How Founders Can Use AI To Juggle Parenting
It’s been a mind-numbingly busy MayCember this year in my house. In the final two months of school, my husband and I have shuttled our two children to 36 combined baseball, soccer and softball games, one cello recital, one piano recital and attended one diorama presentation featuring arctic animals. There are brownies to bake for year-end pool parties, teacher gifts to purchase and shopping for summer birthday party presents that are often being crammed into the final weeks of school. And did I forget the Girl Scouts year end sleep under? Or over? I can’t keep track.
This is definitely where AI could save me - and frankly my small business - lots of time.
It’s coming up in many conversations both in and out of the school yard about how AI could help with parenting. I previously wrote about how the parent app Peanut was using AI to help new mothers. On May 1st, when I attended the “How Creators Win the AI Era” conference hosted by the Slow Creator Fund and Delphi, Varun Shetty , VP of media partnerships at OpenAI, pivoted the conversation to talk about how he is using AI to manage the emails he receives from his children’s school.
“I have two little kids and managing their calendars, the family calendars, is a nightmare,” said Shetty. “I get 3,000 emails from my kids’ school every day and I kind of have a school agent that helps me with this.”
It’s a need that Howie Xu, chief AI and Innovation Officer, for Gen Digital, formerly known as NortonLifeLock and Symantec, heard about repeatedly. As a father of three school age children, he knew it was essential to keep the peace with his wife. And it resonated with many of his engineering colleagues who were struggling to juggle work and home demands. So his team set out to find a solution.
“They themselves are parents or they sit next to a person who has those kind of pain points. We said, ‘This is one of the first applications we are going to do,” said Xu. “For instance, for me, sometimes I missed appointments, missed the email. Basically, it’s your personal EA.”
Through AI Foundry, the roughly 10-person startup team Xu runs within Gen, he got to work on a solution, particularly when battling the onslaught of emails sent by kids’ schools. In early June, the company released Norton Family Assistant . With a few quick steps, the app asks parents to share their gmail, google calendar, google classroom and any other apps they may use for their children. Just in time for the end of the school year, the AI agent was able to help parents make sure they did not miss any key emails. It’s based on a freemium model, with the first two weeks being free. Then the price jumps to $25 a month or $20 a month for an annual subscription. But Xu hopes that parents will become so hooked that they will be willing to pay at any cost.
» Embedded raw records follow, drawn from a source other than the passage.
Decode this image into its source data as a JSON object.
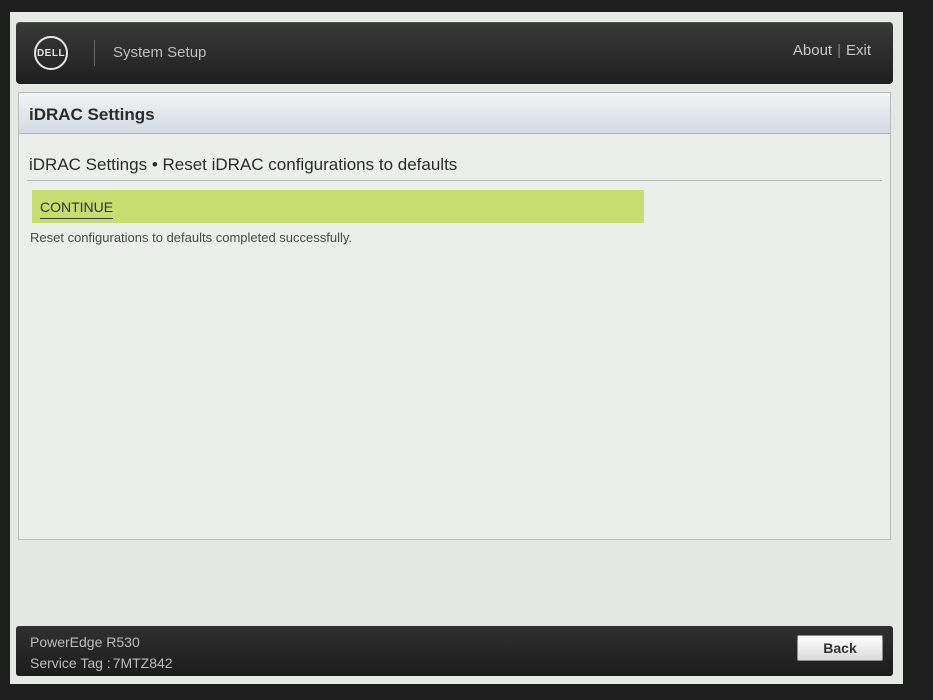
{
  "header": {
    "logo_text": "DELL",
    "app_title": "System Setup",
    "about_label": "About",
    "separator": "|",
    "exit_label": "Exit"
  },
  "panel": {
    "title": "iDRAC Settings",
    "breadcrumb": "iDRAC Settings • Reset iDRAC configurations to defaults",
    "continue_label": "CONTINUE",
    "status_message": "Reset configurations to defaults completed successfully.",
    "highlight_color": "#c9dc6f"
  },
  "footer": {
    "model": "PowerEdge R530",
    "service_tag_label": "Service Tag :",
    "service_tag_value": "7MTZ842",
    "back_label": "Back"
  }
}
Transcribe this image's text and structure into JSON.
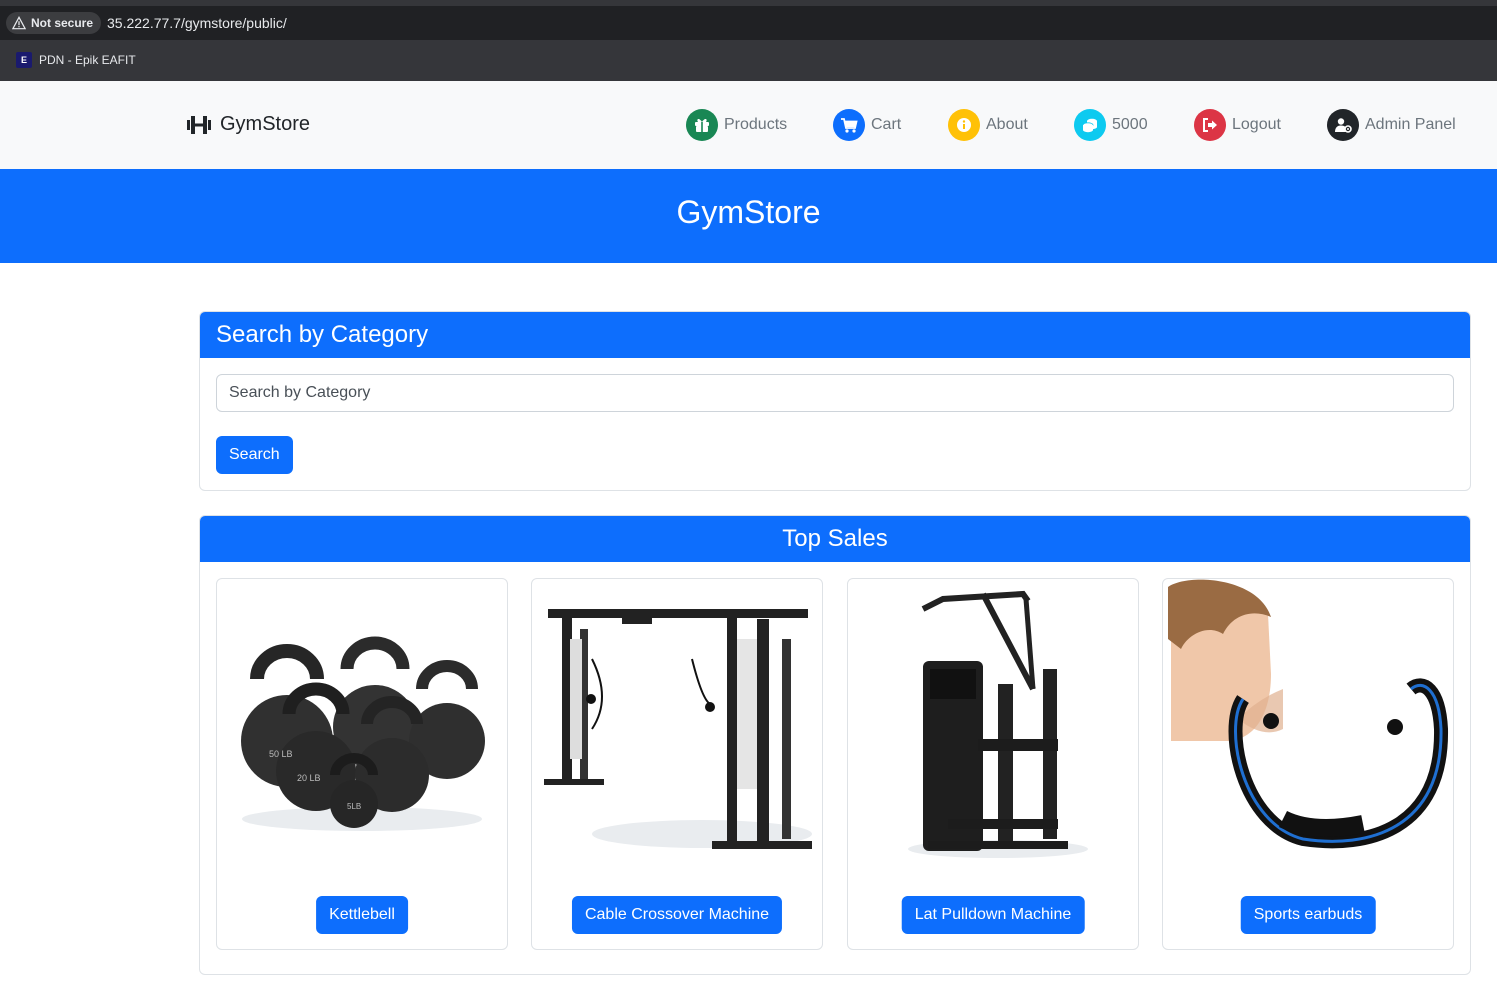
{
  "browser": {
    "security_label": "Not secure",
    "url": "35.222.77.7/gymstore/public/",
    "bookmark_label": "PDN - Epik EAFIT",
    "bookmark_favicon_letter": "E"
  },
  "navbar": {
    "brand": "GymStore",
    "items": [
      {
        "label": "Products",
        "icon": "gift-icon",
        "color": "#198754"
      },
      {
        "label": "Cart",
        "icon": "cart-icon",
        "color": "#0d6efd"
      },
      {
        "label": "About",
        "icon": "info-icon",
        "color": "#ffc107"
      },
      {
        "label": "5000",
        "icon": "coins-icon",
        "color": "#0dcaf0"
      },
      {
        "label": "Logout",
        "icon": "logout-icon",
        "color": "#dc3545"
      },
      {
        "label": "Admin Panel",
        "icon": "user-gear-icon",
        "color": "#212529"
      }
    ]
  },
  "hero": {
    "title": "GymStore"
  },
  "search": {
    "header": "Search by Category",
    "placeholder": "Search by Category",
    "button": "Search"
  },
  "top_sales": {
    "header": "Top Sales",
    "products": [
      {
        "name": "Kettlebell",
        "image": "kettlebell-image"
      },
      {
        "name": "Cable Crossover Machine",
        "image": "cable-crossover-image"
      },
      {
        "name": "Lat Pulldown Machine",
        "image": "lat-pulldown-image"
      },
      {
        "name": "Sports earbuds",
        "image": "earbuds-image"
      }
    ]
  },
  "colors": {
    "primary": "#0d6efd",
    "navbar_bg": "#f8f9fa"
  }
}
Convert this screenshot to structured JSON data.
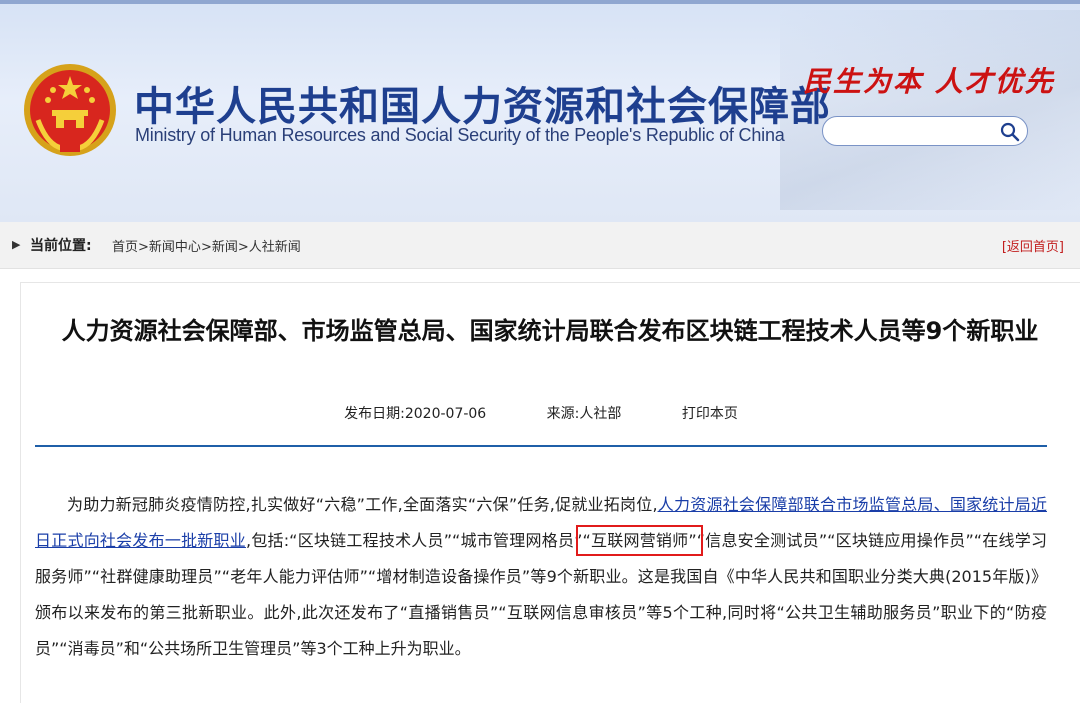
{
  "header": {
    "cn_title": "中华人民共和国人力资源和社会保障部",
    "en_title": "Ministry of Human Resources and Social Security of the People's Republic of China",
    "slogan": "民生为本 人才优先",
    "search": {
      "placeholder": "",
      "value": "",
      "icon": "search-icon"
    },
    "emblem_icon": "national-emblem-icon",
    "colors": {
      "title": "#1e3f8f",
      "slogan": "#cc1212"
    }
  },
  "breadcrumb": {
    "label": "当前位置:",
    "items": [
      "首页",
      "新闻中心",
      "新闻",
      "人社新闻"
    ],
    "separator": ">",
    "home_link": "[返回首页]"
  },
  "article": {
    "title": "人力资源社会保障部、市场监管总局、国家统计局联合发布区块链工程技术人员等9个新职业",
    "meta": {
      "date": "发布日期:2020-07-06",
      "source": "来源:人社部",
      "print": "打印本页"
    },
    "body": {
      "intro": "为助力新冠肺炎疫情防控,扎实做好“六稳”工作,全面落实“六保”任务,促就业拓岗位,",
      "link": "人力资源社会保障部联合市场监管总局、国家统计局近日正式向社会发布一批新职业",
      "mid1": ",包括:“区块链工程技术人员”“城市管理网格员”",
      "highlight": "“互联网营销师”",
      "rest": "“信息安全测试员”“区块链应用操作员”“在线学习服务师”“社群健康助理员”“老年人能力评估师”“增材制造设备操作员”等9个新职业。这是我国自《中华人民共和国职业分类大典(2015年版)》颁布以来发布的第三批新职业。此外,此次还发布了“直播销售员”“互联网信息审核员”等5个工种,同时将“公共卫生辅助服务员”职业下的“防疫员”“消毒员”和“公共场所卫生管理员”等3个工种上升为职业。"
    }
  }
}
“When people see the value, they gravitate towards it,” said Xu, adding that one of their internal colleagues voluntarily offered to pay for it. The colleague “wanted to use it, to pay for it, because I don’t want to divorce.”
Norton Family Assistant is still in beta testing. But in the early weeks since launch, Xu learned quickly that parents wanted to receive this content in a message format, rather than being required to open another app. So his team already adjusted that. Xu now communicates with the app after it summarizes messages from his children’s school and has found it helpful.
But as it evolves, Xu hopes it will take some weight off of parents juggling work and children.
“People said that my pain point is being a parent. That's another job. That's a full-time job,” said Xu.